A "two-faced" group of cells at work in human colon cancer, with opposing functions that can suppress or promote tumor growth was discovered by Northwestern Medicine researchers. These cells are a subset of T-regulatory (Treg) cells, known to suppress immune responses in healthy individuals
In this previously unknown Treg subset, the presence of the protein RORγt has been shown to differentiate between cancer-protecting and cancer-promoting properties.
The Northwestern team, led by Khashayarsha Khazaie, research associate professor at the Robert H. Lurie Comprehensive Cancer Center of Northwestern University, recently reported their findings in the journal Science Translational Medicine
"The subset of Tregs that expand in human colon cancer is different from the Tregs that abound in healthy individuals in their ability to suppress inflammation," said Khazaie. "Since their discovery, Tregs have been assumed to be harmful in cancer based on the knowledge that they suppress immunity. More recent clinical studies have challenged this notion. Our work shows that Tregs, by suppressing inflammation, are normally very protective in cancer; it is rather their switch to the expression of RORγt that is detrimental."

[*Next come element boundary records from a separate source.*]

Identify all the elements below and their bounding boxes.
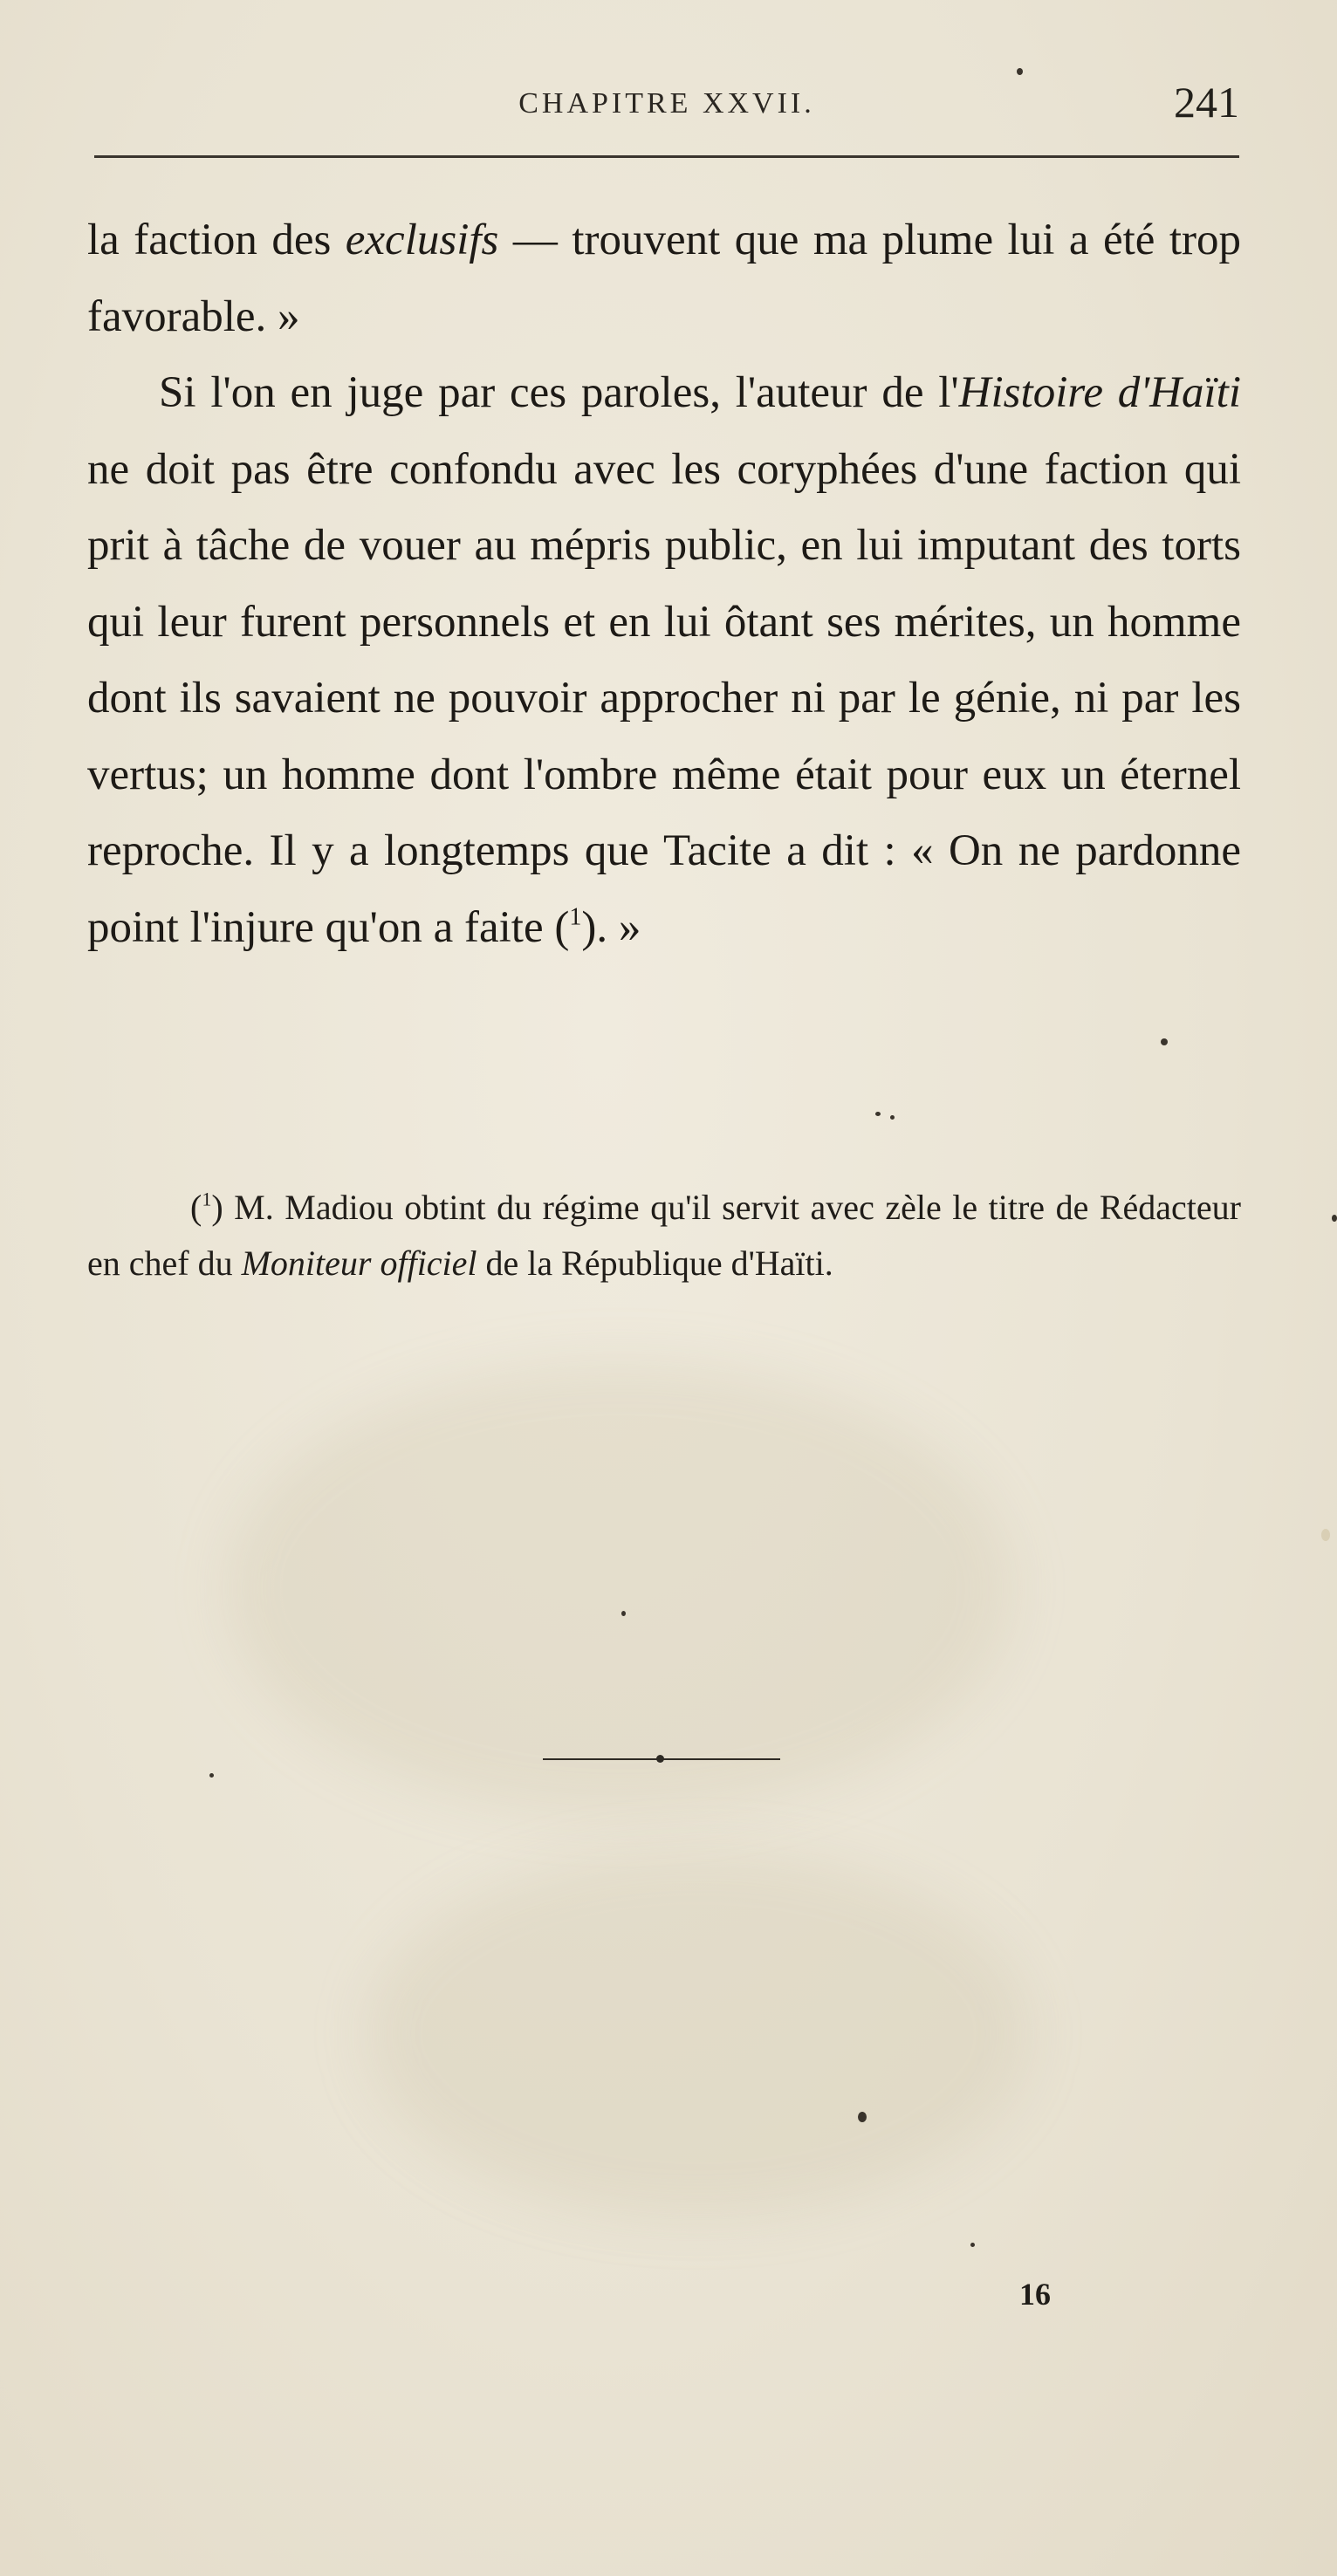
ink-speck [970, 2243, 975, 2247]
ink-speck [621, 1611, 626, 1616]
paragraph: la faction des exclusifs — trouvent que ma plume lui a été trop favorable. » [87, 216, 1241, 341]
ink-speck [858, 2112, 867, 2122]
ink-speck [1161, 1038, 1168, 1045]
paper-stain [367, 1850, 1030, 2216]
footnote: ($^1$) M. Madiou obtint du régime qu'il servit avec zèle le titre de Rédacteur en chef du Moniteur officiel de la République d'Haïti. [87, 1188, 1241, 1283]
ink-speck [209, 1773, 214, 1778]
ink-speck [890, 1115, 895, 1120]
ink-speck [1017, 68, 1023, 75]
footnote-number: 1 [202, 1188, 212, 1210]
signature-mark: 16 [1019, 2277, 1051, 2312]
main-text [87, 202, 1241, 966]
paragraph: Si l'on en juge par ces paroles, l'auteur de l'Histoire d'Haïti ne doit pas être confondu avec les coryphées d'une faction qui prit à tâche de vouer au mépris public, en lui imputant des torts qui leur furent personnels et en lui ôtant ses mérites, un homme dont ils savaient ne pouvoir approcher ni par le génie, ni par les vertus; un homme dont l'ombre même était pour eux un éternel reproche. Il y a longtemps que Tacite a dit : « On ne pardonne point l'injure qu'on a faite ($^1$). » [87, 368, 1242, 952]
paper-stain [227, 1361, 1012, 1815]
ink-speck [875, 1112, 881, 1116]
running-head [94, 77, 1239, 129]
ornament-rule [543, 1754, 780, 1764]
footnote-reference: 1 [569, 902, 582, 930]
ink-speck [1332, 1215, 1337, 1222]
header-rule [94, 155, 1239, 158]
ink-speck [1321, 1529, 1330, 1541]
chapter-title: CHAPITRE XXVII. [518, 87, 815, 120]
page-number: 241 [1174, 78, 1239, 127]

The Northwestern team's work builds on observations, which demonstrated that the transfer of Tregs from healthy mice to mice with colitis or colitis-induced cancer actually protected the mice from colitis and colitis-induced cancer.

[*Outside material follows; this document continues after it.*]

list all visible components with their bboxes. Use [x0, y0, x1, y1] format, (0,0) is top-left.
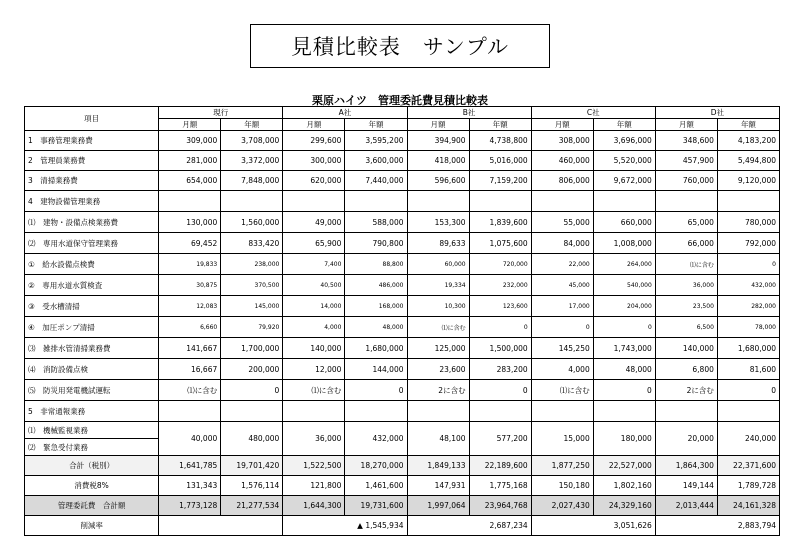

After identifying the abnormal Treg subset in mice with hereditary colon cancer, Khazaie and lead author Nichole Blatner, research assistant professor at Lurie Cancer Center, worked with Mary Mulcahy, MD, associate professor of hematology and oncology, radiology, and organ transplantation, and David Bentrem, MD, Harold L. and Margaret N. Method Research Professor in Surgery, of Northwestern University Feinberg School of Medicine, to look for the same cells in colon cancer patients.
"To our delight, we found the same Treg alterations in cancer patients," said Khazaie.
Of cancers affecting both men and women, colorectal cancer (cancer of the colon and rectum) is the second leading cancer killer in the United States. In 2012, approximately 140,000 Americans were diagnosed with colon or rectal cancer, while more than 50,000 deaths occurred from either cancer, according to the Centers for Disease Control.
"The significance of our discovery became apparent when by inhibiting RORgt in Tregs we were able to protect mice against hereditary colon cancer," Khazaie said.
He notes that several ongoing clinical trials exist based on targeted elimination of all Tregs in cancer patients. However, the discovery of Treg diversity in cancer, and its central role in control of cancer inflammation, may lead to new approaches for therapeutics.
"Tregs are actually very useful in the fight against cancer," he says. "We can do better by targeting RORγt or other molecules that are responsible for the expansion of this Treg subset, instead of indiscriminately eliminating all Tregs. We are very excited about the therapeutic options that targeting specific subsets of Tregs could provide in human solid tumor cancers, and that is our next immediate goal."
Khazaie's team is moving forward with plans to test novel drugs that inhibit RORγt.